La leçon burundaise semble n’avoir pas interpellé les autorités de Kinshasa qui manœuvrent pour se maintenir au pouvoir, malgré les appels incessants de la communauté internationale, notamment l’UE qui a tiré la sonnette d’alarme. Inquiète des derniers développements de l’actualité en RDC,  l’Union européenne a lancé un appel pressant pour la relance du processus électoral, affirmant que le manque de visibilité quant aux dates des élections est un grand facteur d’instabilité pour la RDC.

En outre, les 28 de l’UE ont dénoncé l’absence de liberté d’expression,  les harcèlements et l’intimidation contre des politiciens, des journalistes et des défenseurs des droits de l’homme. Ils demandent à tous d’assumer leur responsabilité individuelle, en particulier les responsables des institutions chargées de la justice et de la sécurité, en évoquant les conséquences des manquements éventuels. Pour autant, appelle-t-elle à un dialogue national  en RDC tout en appelant  la Commission électorale à déterminer les besoins financiers et à établir un calendrier, en particulier pour l’élection présidentielle.

La phobie  Moise Katumbi…

Katumbi est dans le viseur du pouvoir congolais. Ph. Dr

Katumbi est dans le viseur du pouvoir congolais. Ph. Dr

A peine, a-t-il annoncé sa candidature à la présidentielle de décembre prochain que l’ex-gouverneur du Katanga Moise Katumbi est l’objet de plusieurs harcèlements de la part du régime de Kinshasa. L’homme fort du Katanga est désormais dans le viseur de Joseph Kabila et de ses hommes. Qui l’accusent de recrutement de mercenaires étrangers et atteinte à la sureté de l’Etat. Molesté par les forces de l’ordre, lors d’une de ses auditions, le président du club le plus populaire de la RDC, le TP Mazembé  est actuellement en Afrique du Sud pour des soins, en attendant bien sûr, de répondre des faits qui lui sont reprochés devant les juridictions compétentes de son pays.

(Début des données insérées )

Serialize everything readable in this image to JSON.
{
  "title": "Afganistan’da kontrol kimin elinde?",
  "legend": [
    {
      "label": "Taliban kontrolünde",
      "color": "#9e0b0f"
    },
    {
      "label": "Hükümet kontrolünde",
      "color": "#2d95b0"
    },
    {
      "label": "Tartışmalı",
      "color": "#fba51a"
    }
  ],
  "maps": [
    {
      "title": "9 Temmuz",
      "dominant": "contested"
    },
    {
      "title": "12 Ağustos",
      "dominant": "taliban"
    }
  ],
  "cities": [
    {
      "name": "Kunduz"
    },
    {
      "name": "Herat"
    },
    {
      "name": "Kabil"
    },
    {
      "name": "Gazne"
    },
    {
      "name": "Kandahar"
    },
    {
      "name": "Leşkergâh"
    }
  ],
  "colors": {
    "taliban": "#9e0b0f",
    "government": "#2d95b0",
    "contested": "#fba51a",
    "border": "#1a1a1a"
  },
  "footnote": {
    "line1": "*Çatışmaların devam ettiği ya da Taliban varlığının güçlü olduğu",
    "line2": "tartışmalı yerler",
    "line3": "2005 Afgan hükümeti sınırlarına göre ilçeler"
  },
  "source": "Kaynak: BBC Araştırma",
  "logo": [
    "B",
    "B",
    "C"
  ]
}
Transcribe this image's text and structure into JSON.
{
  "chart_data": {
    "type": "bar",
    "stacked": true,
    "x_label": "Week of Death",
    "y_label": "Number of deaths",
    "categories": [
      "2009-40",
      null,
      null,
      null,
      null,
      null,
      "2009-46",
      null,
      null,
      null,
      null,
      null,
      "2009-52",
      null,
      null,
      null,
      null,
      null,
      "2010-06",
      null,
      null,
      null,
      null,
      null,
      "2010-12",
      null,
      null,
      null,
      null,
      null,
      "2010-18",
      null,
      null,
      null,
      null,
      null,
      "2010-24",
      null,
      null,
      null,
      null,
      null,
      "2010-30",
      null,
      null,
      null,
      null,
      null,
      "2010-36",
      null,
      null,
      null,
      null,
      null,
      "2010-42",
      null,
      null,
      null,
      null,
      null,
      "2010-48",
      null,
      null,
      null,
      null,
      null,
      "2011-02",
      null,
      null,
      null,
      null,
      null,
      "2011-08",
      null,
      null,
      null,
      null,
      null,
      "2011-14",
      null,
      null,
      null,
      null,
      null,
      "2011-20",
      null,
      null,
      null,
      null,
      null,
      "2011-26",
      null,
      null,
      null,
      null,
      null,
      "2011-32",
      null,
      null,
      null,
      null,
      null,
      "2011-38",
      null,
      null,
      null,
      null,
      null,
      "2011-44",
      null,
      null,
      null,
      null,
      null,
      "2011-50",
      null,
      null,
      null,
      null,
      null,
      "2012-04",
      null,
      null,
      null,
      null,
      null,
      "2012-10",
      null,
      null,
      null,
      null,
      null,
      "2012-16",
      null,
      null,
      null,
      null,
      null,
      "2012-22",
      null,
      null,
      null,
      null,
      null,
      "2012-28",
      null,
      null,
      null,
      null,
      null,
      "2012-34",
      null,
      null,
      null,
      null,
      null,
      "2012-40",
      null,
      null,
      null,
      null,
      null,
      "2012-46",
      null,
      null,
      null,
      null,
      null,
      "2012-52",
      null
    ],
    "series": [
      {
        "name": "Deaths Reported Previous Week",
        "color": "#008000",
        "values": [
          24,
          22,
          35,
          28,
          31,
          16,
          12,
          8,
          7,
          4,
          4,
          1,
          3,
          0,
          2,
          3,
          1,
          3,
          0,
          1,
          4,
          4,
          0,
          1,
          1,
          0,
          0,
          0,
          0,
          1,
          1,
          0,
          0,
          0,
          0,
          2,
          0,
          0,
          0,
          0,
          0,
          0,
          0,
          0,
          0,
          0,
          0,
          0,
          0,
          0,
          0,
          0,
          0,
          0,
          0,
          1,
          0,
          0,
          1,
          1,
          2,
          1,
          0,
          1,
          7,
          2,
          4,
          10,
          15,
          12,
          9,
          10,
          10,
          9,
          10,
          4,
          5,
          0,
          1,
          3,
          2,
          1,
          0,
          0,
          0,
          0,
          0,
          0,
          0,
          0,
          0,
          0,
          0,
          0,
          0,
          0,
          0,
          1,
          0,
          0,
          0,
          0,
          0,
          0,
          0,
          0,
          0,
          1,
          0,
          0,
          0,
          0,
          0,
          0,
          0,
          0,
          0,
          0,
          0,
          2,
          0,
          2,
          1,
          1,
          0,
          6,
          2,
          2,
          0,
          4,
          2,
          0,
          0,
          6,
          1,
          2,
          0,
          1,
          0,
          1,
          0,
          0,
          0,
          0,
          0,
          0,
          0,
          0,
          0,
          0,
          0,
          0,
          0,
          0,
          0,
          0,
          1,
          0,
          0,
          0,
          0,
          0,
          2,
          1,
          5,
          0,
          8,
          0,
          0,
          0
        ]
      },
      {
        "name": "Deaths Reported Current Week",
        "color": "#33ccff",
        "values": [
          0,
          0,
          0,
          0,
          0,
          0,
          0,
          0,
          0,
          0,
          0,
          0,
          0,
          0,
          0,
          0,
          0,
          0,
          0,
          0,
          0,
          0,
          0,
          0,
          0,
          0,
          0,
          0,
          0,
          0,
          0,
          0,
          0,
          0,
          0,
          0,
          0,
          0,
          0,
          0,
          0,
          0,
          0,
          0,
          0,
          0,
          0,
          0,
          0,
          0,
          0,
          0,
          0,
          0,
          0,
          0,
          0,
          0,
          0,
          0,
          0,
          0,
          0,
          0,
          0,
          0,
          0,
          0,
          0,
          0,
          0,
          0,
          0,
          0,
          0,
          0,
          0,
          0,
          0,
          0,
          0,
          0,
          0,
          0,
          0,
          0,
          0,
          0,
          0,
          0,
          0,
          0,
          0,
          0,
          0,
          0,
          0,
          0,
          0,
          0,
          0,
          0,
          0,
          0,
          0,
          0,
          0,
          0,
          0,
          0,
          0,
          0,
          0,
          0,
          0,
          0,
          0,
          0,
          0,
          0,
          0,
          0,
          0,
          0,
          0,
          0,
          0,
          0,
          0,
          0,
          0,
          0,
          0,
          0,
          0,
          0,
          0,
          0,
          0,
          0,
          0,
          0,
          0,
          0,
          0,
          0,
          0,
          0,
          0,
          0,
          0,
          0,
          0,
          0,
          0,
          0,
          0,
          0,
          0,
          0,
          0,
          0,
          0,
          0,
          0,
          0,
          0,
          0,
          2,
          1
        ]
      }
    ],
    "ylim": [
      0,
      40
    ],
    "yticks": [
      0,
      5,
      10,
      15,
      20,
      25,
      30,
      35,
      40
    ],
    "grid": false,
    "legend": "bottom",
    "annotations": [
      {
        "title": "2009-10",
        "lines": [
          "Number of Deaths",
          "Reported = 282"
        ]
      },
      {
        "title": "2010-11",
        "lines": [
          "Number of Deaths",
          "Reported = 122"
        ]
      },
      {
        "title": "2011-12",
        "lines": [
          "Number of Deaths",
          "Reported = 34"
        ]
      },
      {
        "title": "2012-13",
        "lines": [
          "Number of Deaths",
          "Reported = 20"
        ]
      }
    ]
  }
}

Pour qui connait la popularité de cet homme d’affaires doublé de politique, il y’a fort à craindre que le pays bascule dans la violence comme au Burundi. Déjà, lors de ses audiences, ses partisans ont fait une démonstration de force qui a provoqué des heurts entre eux et les forces de l’ordre. Alors même que l’opposition a appelé à manifester dans la capitale, Kinshasa, et après quelques hésitations, les autorités actuelles de la RDC ont accepté que les manifestations se déroulent dans la seule capitale Kinshasa, les partisans du parti au pouvoir ont eux aussi appelé à des manifestations.

 « La demande du parti présidentiel avait été faite avant même celle de l’opposition depuis le 14 mai. Il ne s’agit donc pas d’une mobilisation destinée à concurrence. » A indiqué Le président du groupe parlementaire PPRD à l’Assemblée. Au regard de la situation délétère et du harcèlement contre des opposants congolais, Joseph Désiré Kabila emprunte dangereusement la voie de la dictature et partant de l’installation d’un climat de terreur et d’incertitude dans ce pays de l’Afrique centrale qui devait se retrouver aux urnes en décembre prochain pour désigner un nouveau président.